Ahad 07 Sep 2025 14:22 WIB

Trump Desak Eropa Hentikan Impor Minyak Rusia

Tekanan AS muncul di saat OPEC+ tengah mencari arah baru kebijakan produksi.

Rep: Dian Fath Risalah/ Red: Satria K Yudha
Presiden AS Donald Trump.
Foto: AP Photo/Alex Brandon
Presiden AS Donald Trump.

REPUBLIKA.CO.ID, LONDON — Presiden Amerika Serikat (AS) Donald Trump kembali menekan negara-negara Eropa agar menghentikan pembelian minyak Rusia. Trump menilai impor tersebut hanya memperpanjang perang di Ukraina dengan memberi pemasukan besar bagi  Rusia.

“Eropa harus berhenti membeli minyak Rusia yang membiayai perang,” kata seorang pejabat senior Gedung Putih kepada AFP, dikutip Ahad (7/9/2025).

Baca Juga

Trump sebelumnya menaikkan tarif terhadap India sebagai hukuman atas pembelian minyak Rusia. Dalam pertemuan dengan sekutu Ukraina di Paris, Kamis (4/9/2025), ia juga meminta negara-negara Eropa menekan Cina yang menjadi importir terbesar minyak Rusia.

Tekanan AS muncul di saat OPEC+ tengah mencari arah baru kebijakan produksi. Aliansi delapan produsen utama (V8), yaitu Arab Saudi, Rusia, Irak, Uni Emirat Arab, Kuwait, Kazakhstan, Aljazair, dan Oman , sedang mempertimbangkan langkah penyesuaian kuota.

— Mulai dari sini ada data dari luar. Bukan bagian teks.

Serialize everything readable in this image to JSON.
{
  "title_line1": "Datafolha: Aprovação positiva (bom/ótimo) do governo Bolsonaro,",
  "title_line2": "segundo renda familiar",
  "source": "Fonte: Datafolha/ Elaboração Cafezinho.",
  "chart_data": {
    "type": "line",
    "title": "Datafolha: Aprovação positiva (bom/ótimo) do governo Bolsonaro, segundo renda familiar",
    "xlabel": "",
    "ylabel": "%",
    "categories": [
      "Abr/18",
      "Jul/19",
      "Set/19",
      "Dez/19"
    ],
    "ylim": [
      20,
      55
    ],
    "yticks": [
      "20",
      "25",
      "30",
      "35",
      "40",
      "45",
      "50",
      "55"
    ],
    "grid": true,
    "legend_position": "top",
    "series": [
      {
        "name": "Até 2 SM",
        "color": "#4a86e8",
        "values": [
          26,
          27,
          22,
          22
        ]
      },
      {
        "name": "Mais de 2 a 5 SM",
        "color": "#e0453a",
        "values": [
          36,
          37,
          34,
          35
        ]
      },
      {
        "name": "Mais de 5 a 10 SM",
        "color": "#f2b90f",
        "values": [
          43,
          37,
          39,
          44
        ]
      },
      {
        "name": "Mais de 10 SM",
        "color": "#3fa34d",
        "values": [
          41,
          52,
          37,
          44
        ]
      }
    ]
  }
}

Harga minyak global kini berada di kisaran 65–70 dolar AS per barel, turun 12 persen sejak awal tahun akibat pasokan meningkat dan permintaan melemah. Analis Rystad Energy, Jorge Leon, memperkirakan permintaan akan turun pada kuartal IV karena faktor musiman.

Sementara Rusia, sebagai produsen terbesar kedua setelah Arab Saudi, diperkirakan sulit memanfaatkan tambahan kuota produksi. Menurut analis Global Risk Management, Arne Lohmann Rasmussen, Rusia masih berkepentingan menjaga harga tinggi untuk membiayai perang di Ukraina.

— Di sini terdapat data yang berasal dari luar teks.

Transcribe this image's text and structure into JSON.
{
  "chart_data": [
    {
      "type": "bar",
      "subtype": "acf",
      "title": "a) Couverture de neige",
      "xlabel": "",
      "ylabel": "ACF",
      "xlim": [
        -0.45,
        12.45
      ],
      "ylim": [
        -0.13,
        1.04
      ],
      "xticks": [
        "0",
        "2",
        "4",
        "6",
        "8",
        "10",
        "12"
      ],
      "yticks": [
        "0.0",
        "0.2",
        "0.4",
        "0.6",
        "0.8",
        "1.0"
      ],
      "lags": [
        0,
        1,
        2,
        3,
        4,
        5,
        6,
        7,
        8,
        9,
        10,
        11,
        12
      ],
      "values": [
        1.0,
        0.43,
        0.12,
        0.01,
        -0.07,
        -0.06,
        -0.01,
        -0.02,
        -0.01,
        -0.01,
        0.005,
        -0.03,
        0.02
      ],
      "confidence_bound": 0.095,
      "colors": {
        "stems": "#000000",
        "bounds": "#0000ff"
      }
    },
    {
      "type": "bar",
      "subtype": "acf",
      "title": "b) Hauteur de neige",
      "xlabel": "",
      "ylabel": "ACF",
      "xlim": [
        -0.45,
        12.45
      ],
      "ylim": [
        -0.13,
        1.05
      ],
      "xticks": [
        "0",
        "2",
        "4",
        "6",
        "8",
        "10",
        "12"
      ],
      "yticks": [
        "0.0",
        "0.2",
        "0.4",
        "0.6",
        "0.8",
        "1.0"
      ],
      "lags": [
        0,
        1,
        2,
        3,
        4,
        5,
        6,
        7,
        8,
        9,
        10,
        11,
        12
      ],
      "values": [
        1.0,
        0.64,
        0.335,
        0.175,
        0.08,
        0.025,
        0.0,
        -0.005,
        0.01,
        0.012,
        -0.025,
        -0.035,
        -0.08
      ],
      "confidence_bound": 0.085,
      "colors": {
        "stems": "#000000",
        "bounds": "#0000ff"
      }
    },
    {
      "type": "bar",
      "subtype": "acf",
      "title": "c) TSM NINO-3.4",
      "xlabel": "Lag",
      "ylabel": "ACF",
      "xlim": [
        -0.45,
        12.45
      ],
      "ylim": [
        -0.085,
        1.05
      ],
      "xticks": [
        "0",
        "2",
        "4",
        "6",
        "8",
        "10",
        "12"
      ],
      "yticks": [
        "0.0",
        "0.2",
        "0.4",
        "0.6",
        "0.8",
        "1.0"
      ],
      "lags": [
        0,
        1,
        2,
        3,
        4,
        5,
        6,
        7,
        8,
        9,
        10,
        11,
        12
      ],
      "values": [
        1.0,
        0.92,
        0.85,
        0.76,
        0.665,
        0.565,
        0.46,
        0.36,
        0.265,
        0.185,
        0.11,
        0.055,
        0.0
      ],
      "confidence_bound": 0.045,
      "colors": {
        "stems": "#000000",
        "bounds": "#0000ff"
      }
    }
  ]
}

Sejak April, V8 menaikkan produksi untuk merebut pangsa pasar. Namun analis Saxo Bank, Ole Hansen, menilai kelompok ini bisa kembali menyesuaikan kuota pada Oktober. “Ada pembicaraan di pasar yang menyebut kelompok ini mungkin memilih penyesuaian kuota baru,” katanya.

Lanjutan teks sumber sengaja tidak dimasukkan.